Теперь следовало спешить.

С хрустальными шарами та морока, что никогда не знаешь – которое время он тебе показать изволит. Может подключиться к тому, что происходит сей момент, может передать картинку с опозданием на несколько минут, может вообще выудить из непонятного слоя ноосферы событие многолетней давности. И это случается даже с шаром, который не первый год в хозяйстве, так что все его причуды хорошо известны.

Хрустальная же пробка от флакона всего несколько раз выступала в роли магического шара, и Сана, понятное дело, не знала ее особенностей. Может, беловолосый мерзавец увел Сашку полтора часа назад? Тогда он много чего успел натворить.

Она поспешила наверх – искать те металлические цифры на двери, которые показал шар.

Судя по всему, под подозрением было пять номеров – те, что слева и справа ит найденной двери, и те три, что напротив. Сана постучала в одни – тихо. В другие – тихо. За третьими шла беседа, чего-то делили и не могли поделить два мужских голоса.

А вот четвертые показались ей при ближайшем изучении очень подозрительны. Она дважды стукнула и, не дожидаясь приглашения, вошла.

Точно! Сашка сидела в кресле, беловолосый – на постели, и верхний свет был потушен – горела лишь толстая узорная свеча.

– Вот ты где! А мать обыскалась! – воскликнула Сана и сверху вниз посмотрела на беловолосого. Он легко поднялся с низкого ложа и сделал шаг ей навстречу.

– Удачи тебе и гроздь рябины. Ты Сана, крестница Дары, – уверенно сказал он.

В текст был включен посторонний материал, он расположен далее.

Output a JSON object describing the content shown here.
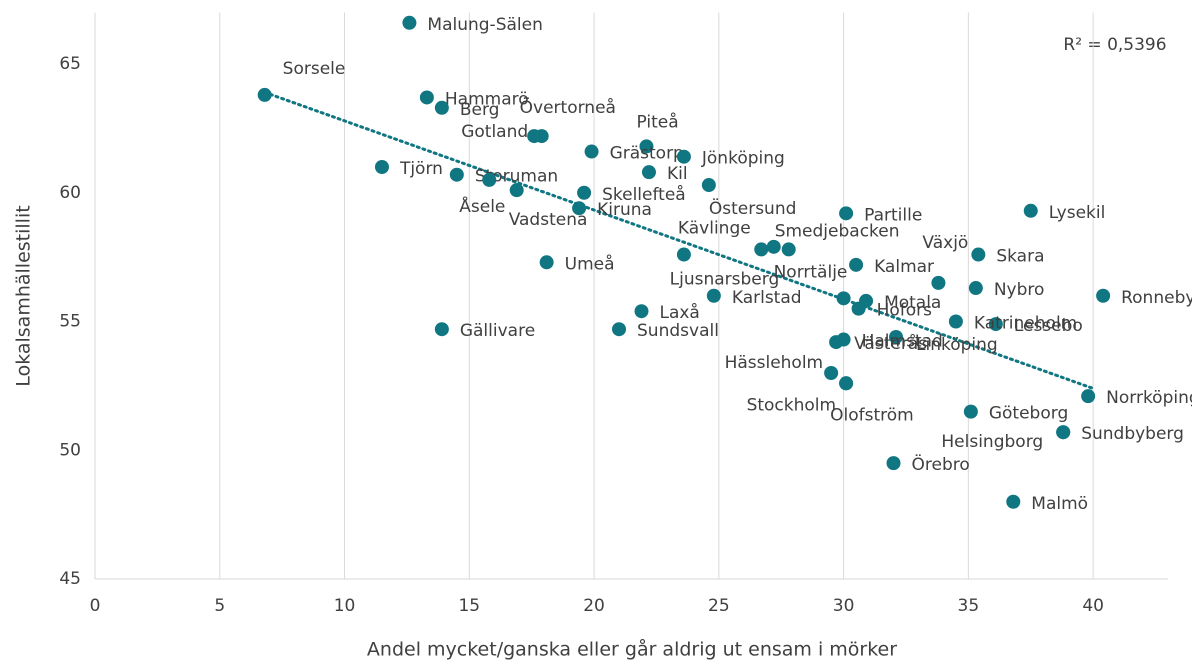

– Теть-Соня! – завопила Сашка, вскакивая. Она была возмущена беспредельно – нелепая тетка со своей дурацкой бдительностью мешает начать прекрасную взрослую жизнь!

– Стой стоймя, спи дремля! – крикнула Сана и сделала общеизвестный знак растопыренной пятерней.

Сашка не удержалась на ногах и шлепнулась обратно в кресло.

– Спи-усни, спи-засыпай, – тихонько попросил ее беловолосый. – Спи, не бойся ничего…

И она действительно заснула.

– Лунных тебе ночей и корзину орехов! – пожелала Сана. – Я, собственно, за девочкой пришла.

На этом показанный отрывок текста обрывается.